Ailleurs, à l’occasion d’un commentaire des projets de réforme constitutionnelle, ses railleries dessinent la réputation d’anarchiste qu’on se plaira par la suite à lui faire ; il propose de remplacer les trois lois de 1875 par un article ainsi rédigé : « Article premier et unique. Il n’y a pas de Constitution ».
« Je me fous du socialisme »
Sous l’occupation, Aymé, réformé pour sa santé fragile, continue irrégulièrement d’écrire dans la presse (Marianne, Aujourd’hui, Les Nouveaux temps). De janvier 1942 à l’automne 1943, il donne des textes à Je suis partout, dont il connaissait le rédacteur en chef, Brasillach ; de cette série, on ne découvrira ici qu’un seul texte, choisi pour son rapport direct à la politique. Les mots se font vifs : « Je me fous du socialisme et de ses cabotineries.
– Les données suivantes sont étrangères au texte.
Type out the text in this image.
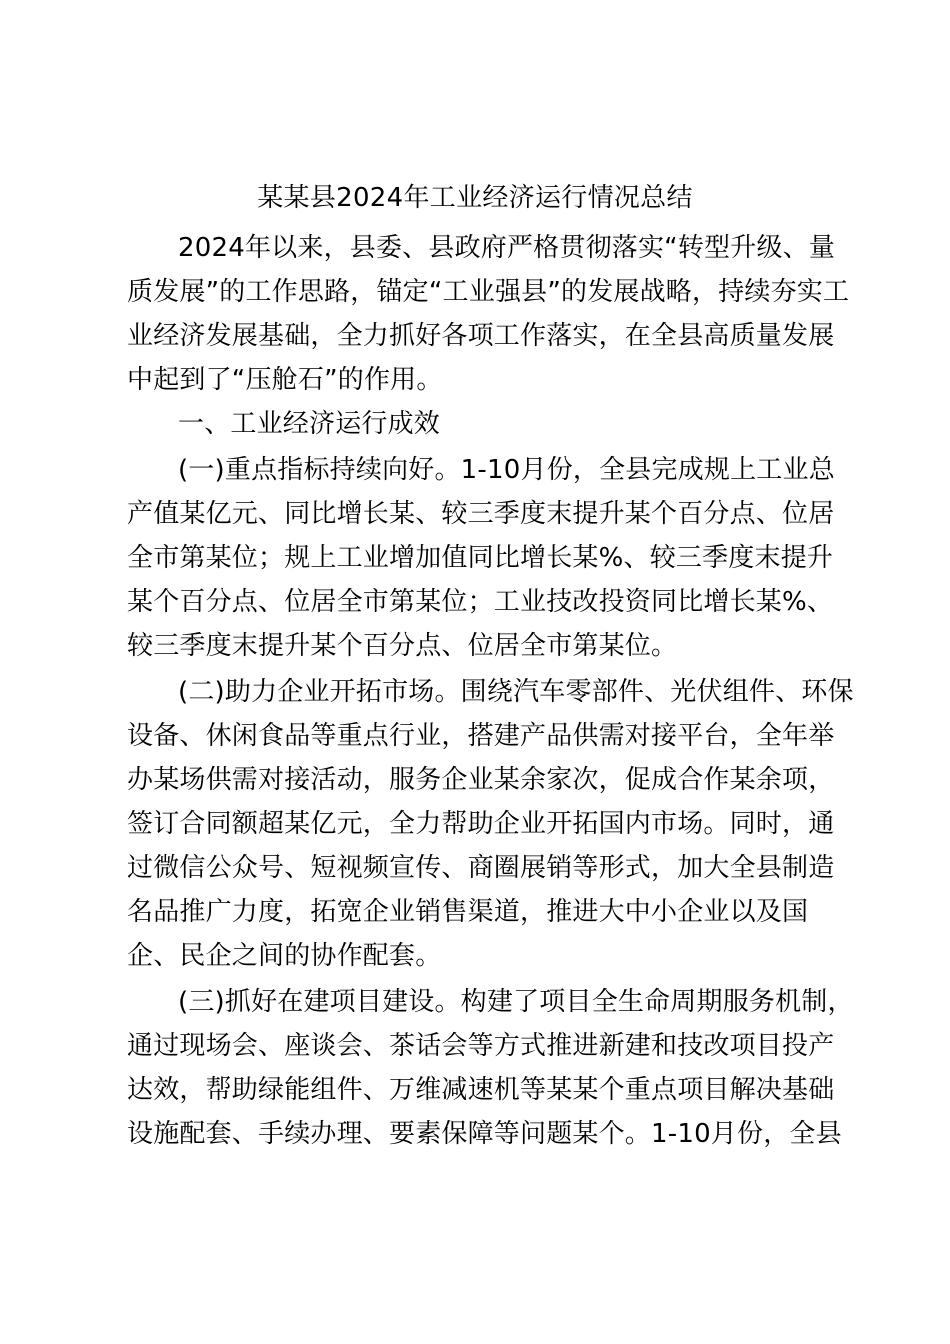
某某县2024年工业经济运行情况总结
2024年以来，县委、县政府严格贯彻落实“转型升级、量
质发展”的工作思路，锚定“工业强县”的发展战略，持续夯实工
业经济发展基础，全力抓好各项工作落实，在全县高质量发展
中起到了“压舱石”的作用。
一、工业经济运行成效
(一)重点指标持续向好。1-10月份，全县完成规上工业总
产值某亿元、同比增长某、较三季度末提升某个百分点、位居
全市第某位；规上工业增加值同比增长某%、较三季度末提升
某个百分点、位居全市第某位；工业技改投资同比增长某%、
较三季度末提升某个百分点、位居全市第某位。
(二)助力企业开拓市场。围绕汽车零部件、光伏组件、环保
设备、休闲食品等重点行业，搭建产品供需对接平台，全年举
办某场供需对接活动，服务企业某余家次，促成合作某余项，
签订合同额超某亿元，全力帮助企业开拓国内市场。同时，通
过微信公众号、短视频宣传、商圈展销等形式，加大全县制造
名品推广力度，拓宽企业销售渠道，推进大中小企业以及国
企、民企之间的协作配套。
(三)抓好在建项目建设。构建了项目全生命周期服务机制，
通过现场会、座谈会、茶话会等方式推进新建和技改项目投产
达效，帮助绿能组件、万维减速机等某某个重点项目解决基础
设施配套、手续办理、要素保障等问题某个。1-10月份，全县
Je le vois comme une béante, désespérante et triste et grise nécessité à subir avec la résignation des bêtes domestiques, un inévitable ratatinement de l’homme et de la société humaine, qui ne m’arrachera jamais un frisson d’espérance ni un trémolo d’enthousiasme ». Cette année à Je suis partout donnera sans doute du grain à moudre aux accusateurs de l’écrivain ; lui ne se sentait pas lié par l’idéologie du journal, et ne se priva pas de condamner l’obligation du port de l’étoile jaune, dans un texte malheureusement disparu qu’on ne connaît que par la référence qu’y fait Janson dans ses 70 ans d’adolescence. « Marcel Aymé le silencieux, Marcel Aymé dont l’impassibilité n’était qu’apparente, écrivit sous le coup d’une émotion qu’il ne put, ni ne voulut maîtriser, un article d’une violence inouïe contre les responsables de ces mesures ignobles et humiliantes qui nous atteignaient tous ». Les imprimeurs, précise-t-il, avaient fait du texte un tiré à part qu’ils avaient fait circuler autour d’eux. La virulence d’Aymé s’exprimera souvent dans ses textes de l’après-guerre. Dans des pages inédites, il stigmatise le « ton prudent, feutré, cafard et baise-cul, fleurant la ligue patriotique, le cabinet noir, l’antichambre ministérielle et la sacristie révolutionnaire » des homme de lettres de son temps, tout à la crainte du soupçon de vichysme ou de mauvaise grâce révolutionnaire. La peur, dit-il, n’agit pas moins que sous l’occupation.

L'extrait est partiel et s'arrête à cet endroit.